Regulators pressed to root out trail commission

The Treasury select committee has supported the FSA's stance on banning commission payments on financial advice after months of scrutinising the retail distribution review.

By Julia Bradshaw | Published Jul 21, 2011 | comments

In its report on RDR, the committee said the introduction of fees could create a market price for advice.

It added that a fee-based model might lead to a reduction in the number of people who seek advice, but that it would also lead to consumers giving greater scrutiny to the advice they pay for.

The committee also said that although trail commission where advice is not offered is "difficult to justify", the FSA should measure the financial affect of its removal on IFA firms.

The committee agreed with the FSA that factoring should not be allowed as it would provide a potential bias in the market, and stressed that the FSA must ensure through annual reviews that banks adhere to the remuneration rules.

The report said: "Only with such transparency will the IFA community be persuadable that it has not been unfairly affected by the implementation of the RDR."

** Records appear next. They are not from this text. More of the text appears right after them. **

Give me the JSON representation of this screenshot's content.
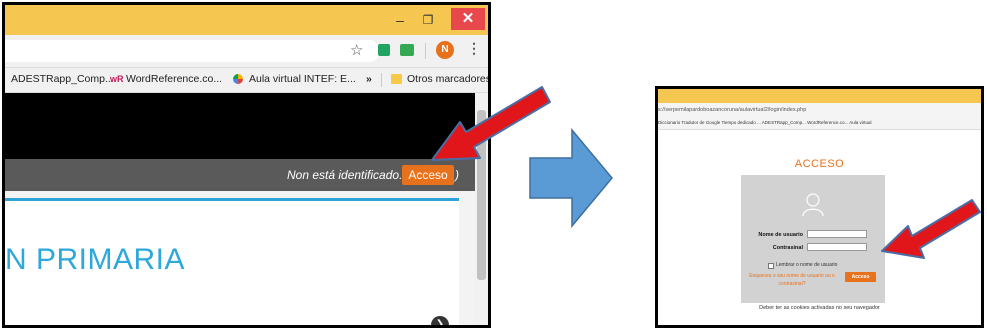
{
  "left_screen": {
    "window_controls": {
      "minimize": "–",
      "maximize": "❐",
      "close": "✕"
    },
    "toolbar_icons": [
      "star-icon",
      "extension-icon",
      "extension-icon",
      "profile-avatar-icon",
      "menu-kebab-icon"
    ],
    "profile_initial": "N",
    "bookmarks": [
      {
        "icon": "page-icon",
        "label": "ADESTRapp_Comp..."
      },
      {
        "icon": "wordreference-icon",
        "icon_text": "wR",
        "label": "WordReference.co..."
      },
      {
        "icon": "intef-icon",
        "label": "Aula virtual INTEF: E..."
      }
    ],
    "bookmarks_overflow": "»",
    "other_bookmarks": "Otros marcadores",
    "not_identified_text": "Non está identificado. (",
    "login_button": "Acceso",
    "close_paren": ")",
    "heading": "N PRIMARIA"
  },
  "right_screen": {
    "url": "s://serpemilapardoboazancoruna/aulavirtual2/login/index.php",
    "bookmarks": "Diccionario   Tradutor de Google   Tiempo dedicado ...   ADESTRapp_Comp...   WordReference.co...   Aula virtual",
    "title": "ACCESO",
    "username_label": "Nome de usuario",
    "password_label": "Contrasinal",
    "remember_label": "Lembrar o nome de usuario",
    "forgot_text": "Esqueceu o seu nome de usuario ou o contrasinal?",
    "login_button": "Acceso",
    "cookies_note": "Deber ter as cookies activadas no seu navegador"
  },
  "colors": {
    "title_bar": "#f5c751",
    "accent_orange": "#e8711c",
    "arrow_red": "#e0161b",
    "arrow_blue": "#5b9bd5",
    "heading_blue": "#2ea8dc"
  }
}
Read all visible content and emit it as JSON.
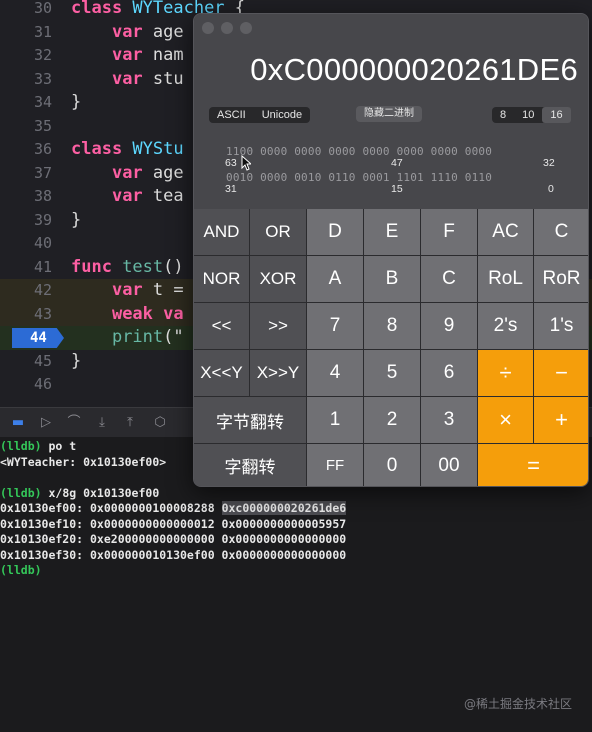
{
  "editor": {
    "lines": [
      {
        "n": "30",
        "parts": [
          [
            "kw",
            "class "
          ],
          [
            "ty",
            "WYTeacher "
          ],
          [
            "id",
            "{"
          ]
        ]
      },
      {
        "n": "31",
        "parts": [
          [
            "id",
            "    "
          ],
          [
            "kw",
            "var "
          ],
          [
            "id",
            "age"
          ]
        ]
      },
      {
        "n": "32",
        "parts": [
          [
            "id",
            "    "
          ],
          [
            "kw",
            "var "
          ],
          [
            "id",
            "nam"
          ]
        ]
      },
      {
        "n": "33",
        "parts": [
          [
            "id",
            "    "
          ],
          [
            "kw",
            "var "
          ],
          [
            "id",
            "stu"
          ]
        ]
      },
      {
        "n": "34",
        "parts": [
          [
            "id",
            "}"
          ]
        ]
      },
      {
        "n": "35",
        "parts": []
      },
      {
        "n": "36",
        "parts": [
          [
            "kw",
            "class "
          ],
          [
            "ty",
            "WYStu"
          ]
        ]
      },
      {
        "n": "37",
        "parts": [
          [
            "id",
            "    "
          ],
          [
            "kw",
            "var "
          ],
          [
            "id",
            "age"
          ]
        ]
      },
      {
        "n": "38",
        "parts": [
          [
            "id",
            "    "
          ],
          [
            "kw",
            "var "
          ],
          [
            "id",
            "tea"
          ]
        ]
      },
      {
        "n": "39",
        "parts": [
          [
            "id",
            "}"
          ]
        ]
      },
      {
        "n": "40",
        "parts": []
      },
      {
        "n": "41",
        "parts": [
          [
            "kw",
            "func "
          ],
          [
            "fn",
            "test"
          ],
          [
            "id",
            "()"
          ]
        ]
      },
      {
        "n": "42",
        "parts": [
          [
            "id",
            "    "
          ],
          [
            "kw",
            "var "
          ],
          [
            "id",
            "t ="
          ]
        ]
      },
      {
        "n": "43",
        "parts": [
          [
            "id",
            "    "
          ],
          [
            "kw",
            "weak "
          ],
          [
            "kw",
            "va"
          ]
        ]
      },
      {
        "n": "44",
        "parts": [
          [
            "id",
            "    "
          ],
          [
            "fn",
            "print"
          ],
          [
            "id",
            "(\""
          ]
        ]
      },
      {
        "n": "45",
        "parts": [
          [
            "id",
            "}"
          ]
        ]
      },
      {
        "n": "46",
        "parts": []
      }
    ]
  },
  "console": {
    "lines": [
      {
        "prompt": "(lldb)",
        "text": " po t"
      },
      {
        "prompt": "",
        "text": "<WYTeacher: 0x10130ef00>"
      },
      {
        "prompt": "",
        "text": ""
      },
      {
        "prompt": "(lldb)",
        "text": " x/8g 0x10130ef00"
      },
      {
        "prompt": "",
        "text": "0x10130ef00: 0x0000000100008288 ",
        "sel": "0xc000000020261de6"
      },
      {
        "prompt": "",
        "text": "0x10130ef10: 0x0000000000000012 0x0000000000005957"
      },
      {
        "prompt": "",
        "text": "0x10130ef20: 0xe200000000000000 0x0000000000000000"
      },
      {
        "prompt": "",
        "text": "0x10130ef30: 0x000000010130ef00 0x0000000000000000"
      },
      {
        "prompt": "(lldb)",
        "text": ""
      }
    ],
    "watermark": "@稀土掘金技术社区"
  },
  "calculator": {
    "display": "0xC000000020261DE6",
    "encoding": {
      "options": [
        "ASCII",
        "Unicode"
      ]
    },
    "hide_binary_label": "隐藏二进制",
    "base": {
      "options": [
        "8",
        "10",
        "16"
      ],
      "selected": "16"
    },
    "bits_row1": "1100 0000 0000 0000 0000 0000 0000 0000",
    "bits_row2": "0010 0000 0010 0110 0001 1101 1110 0110",
    "bit_labels": {
      "r1_left": "63",
      "r1_mid": "47",
      "r1_right": "32",
      "r2_left": "31",
      "r2_mid": "15",
      "r2_right": "0"
    },
    "keys": {
      "and": "AND",
      "or": "OR",
      "d": "D",
      "e": "E",
      "f": "F",
      "ac": "AC",
      "c": "C",
      "nor": "NOR",
      "xor": "XOR",
      "a": "A",
      "b": "B",
      "c_hex": "C",
      "rol": "RoL",
      "ror": "RoR",
      "shl": "<<",
      "shr": ">>",
      "seven": "7",
      "eight": "8",
      "nine": "9",
      "twos": "2's",
      "ones": "1's",
      "xshly": "X<<Y",
      "xshry": "X>>Y",
      "four": "4",
      "five": "5",
      "six": "6",
      "divide": "÷",
      "minus": "−",
      "byteflip": "字节翻转",
      "one": "1",
      "two": "2",
      "three": "3",
      "multiply": "×",
      "plus": "+",
      "wordflip": "字翻转",
      "ff": "FF",
      "zero": "0",
      "dzero": "00",
      "equals": "="
    }
  }
}
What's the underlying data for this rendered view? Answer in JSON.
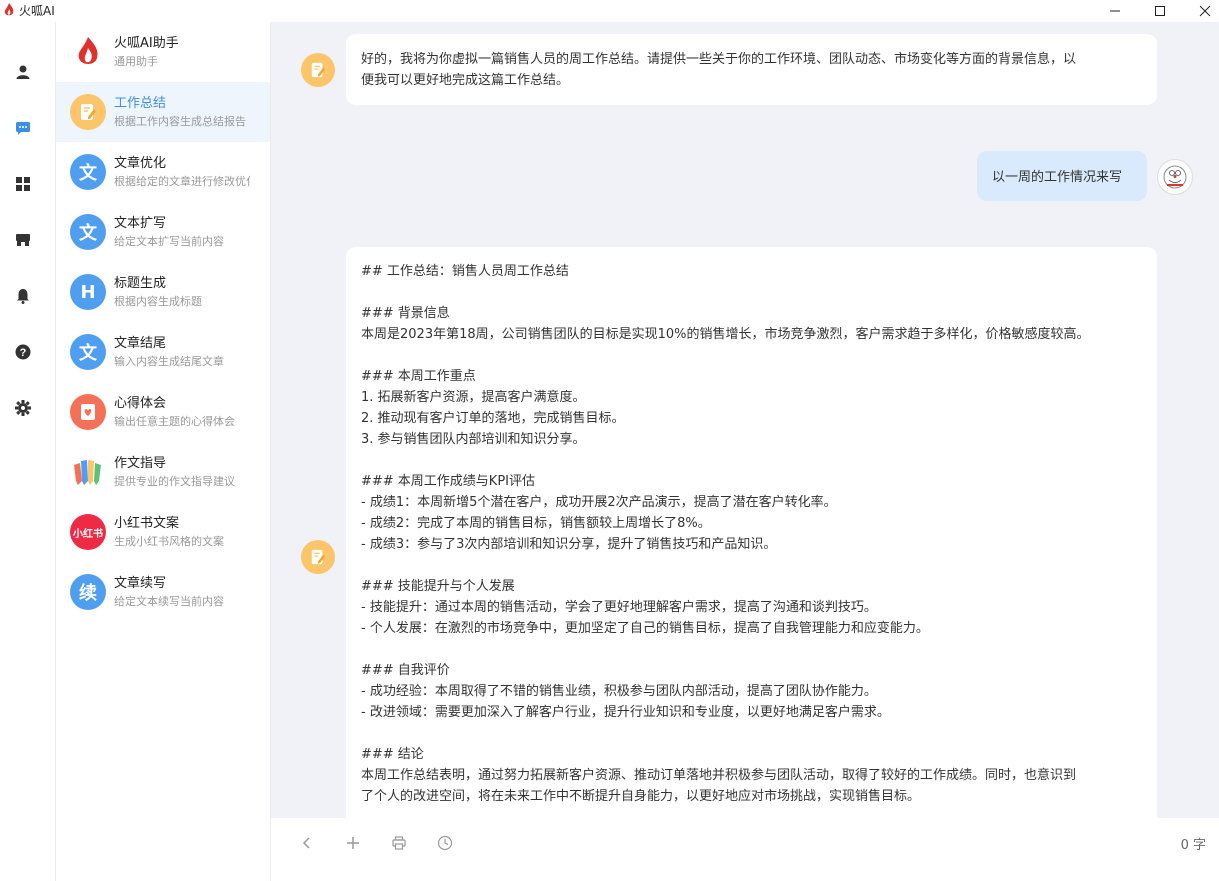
{
  "window": {
    "title": "火呱AI"
  },
  "rail": {
    "items": [
      {
        "name": "user-icon"
      },
      {
        "name": "chat-icon",
        "active": true
      },
      {
        "name": "apps-grid-icon"
      },
      {
        "name": "store-icon"
      },
      {
        "name": "bell-icon"
      },
      {
        "name": "help-icon"
      },
      {
        "name": "gear-icon"
      }
    ]
  },
  "assistants": [
    {
      "name": "火呱AI助手",
      "desc": "通用助手",
      "icon": "flame-logo-icon"
    },
    {
      "name": "工作总结",
      "desc": "根据工作内容生成总结报告",
      "icon": "note-edit-icon",
      "color": "#fcc569",
      "active": true
    },
    {
      "name": "文章优化",
      "desc": "根据给定的文章进行修改优化",
      "icon_text": "文",
      "color": "#4f9ef0"
    },
    {
      "name": "文本扩写",
      "desc": "给定文本扩写当前内容",
      "icon_text": "文",
      "color": "#4f9ef0"
    },
    {
      "name": "标题生成",
      "desc": "根据内容生成标题",
      "icon_text": "H",
      "color": "#4f9ef0"
    },
    {
      "name": "文章结尾",
      "desc": "输入内容生成结尾文章",
      "icon_text": "文",
      "color": "#4f9ef0"
    },
    {
      "name": "心得体会",
      "desc": "输出任意主题的心得体会",
      "icon": "heart-card-icon",
      "color": "#f47158"
    },
    {
      "name": "作文指导",
      "desc": "提供专业的作文指导建议",
      "icon": "pencils-icon"
    },
    {
      "name": "小红书文案",
      "desc": "生成小红书风格的文案",
      "icon_text": "小红书",
      "color": "#ee2a45"
    },
    {
      "name": "文章续写",
      "desc": "给定文本续写当前内容",
      "icon_text": "续",
      "color": "#4f9ef0"
    }
  ],
  "messages": {
    "bot_intro": [
      "好的，我将为你虚拟一篇销售人员的周工作总结。请提供一些关于你的工作环境、团队动态、市场变化等方面的背景信息，以",
      "便我可以更好地完成这篇工作总结。"
    ],
    "user": "以一周的工作情况来写",
    "bot_reply": [
      "## 工作总结：销售人员周工作总结",
      "",
      "### 背景信息",
      "本周是2023年第18周，公司销售团队的目标是实现10%的销售增长，市场竞争激烈，客户需求趋于多样化，价格敏感度较高。",
      "",
      "### 本周工作重点",
      "1. 拓展新客户资源，提高客户满意度。",
      "2. 推动现有客户订单的落地，完成销售目标。",
      "3. 参与销售团队内部培训和知识分享。",
      "",
      "### 本周工作成绩与KPI评估",
      "- 成绩1：本周新增5个潜在客户，成功开展2次产品演示，提高了潜在客户转化率。",
      "- 成绩2：完成了本周的销售目标，销售额较上周增长了8%。",
      "- 成绩3：参与了3次内部培训和知识分享，提升了销售技巧和产品知识。",
      "",
      "### 技能提升与个人发展",
      "- 技能提升：通过本周的销售活动，学会了更好地理解客户需求，提高了沟通和谈判技巧。",
      "- 个人发展：在激烈的市场竞争中，更加坚定了自己的销售目标，提高了自我管理能力和应变能力。",
      "",
      "### 自我评价",
      "- 成功经验：本周取得了不错的销售业绩，积极参与团队内部活动，提高了团队协作能力。",
      "- 改进领域：需要更加深入了解客户行业，提升行业知识和专业度，以更好地满足客户需求。",
      "",
      "### 结论",
      "本周工作总结表明，通过努力拓展新客户资源、推动订单落地并积极参与团队活动，取得了较好的工作成绩。同时，也意识到",
      "了个人的改进空间，将在未来工作中不断提升自身能力，以更好地应对市场挑战，实现销售目标。"
    ]
  },
  "toolbar": {
    "word_count": "0 字",
    "buttons": [
      "chevron-left-icon",
      "plus-icon",
      "printer-icon",
      "clock-icon"
    ]
  },
  "colors": {
    "accent": "#3c8ee8",
    "chat_bg": "#f0f2f7",
    "user_bubble": "#d9eafc",
    "bot_avatar": "#fcc569"
  }
}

Many parties giving evidence to the committee warned that one of the consequences of the transition from commission to fee-based remuneration meant there had been a rise in the number of firms moving to place business to secure as much income as possible through trail commission.

To address this, the committee recommended that the FSA and its successor the Financial Conduct Authority "use all available tools" to find and prevent such practices.

Steven Cameron, head of regulatory strategy for Aegon, said: "We welcome the additional scrutiny the committee is recommending for vertically integrated firms. We also fully support the committee's recommendation for the FSA to scrutinise and report on market activity both to counter adverse incentives."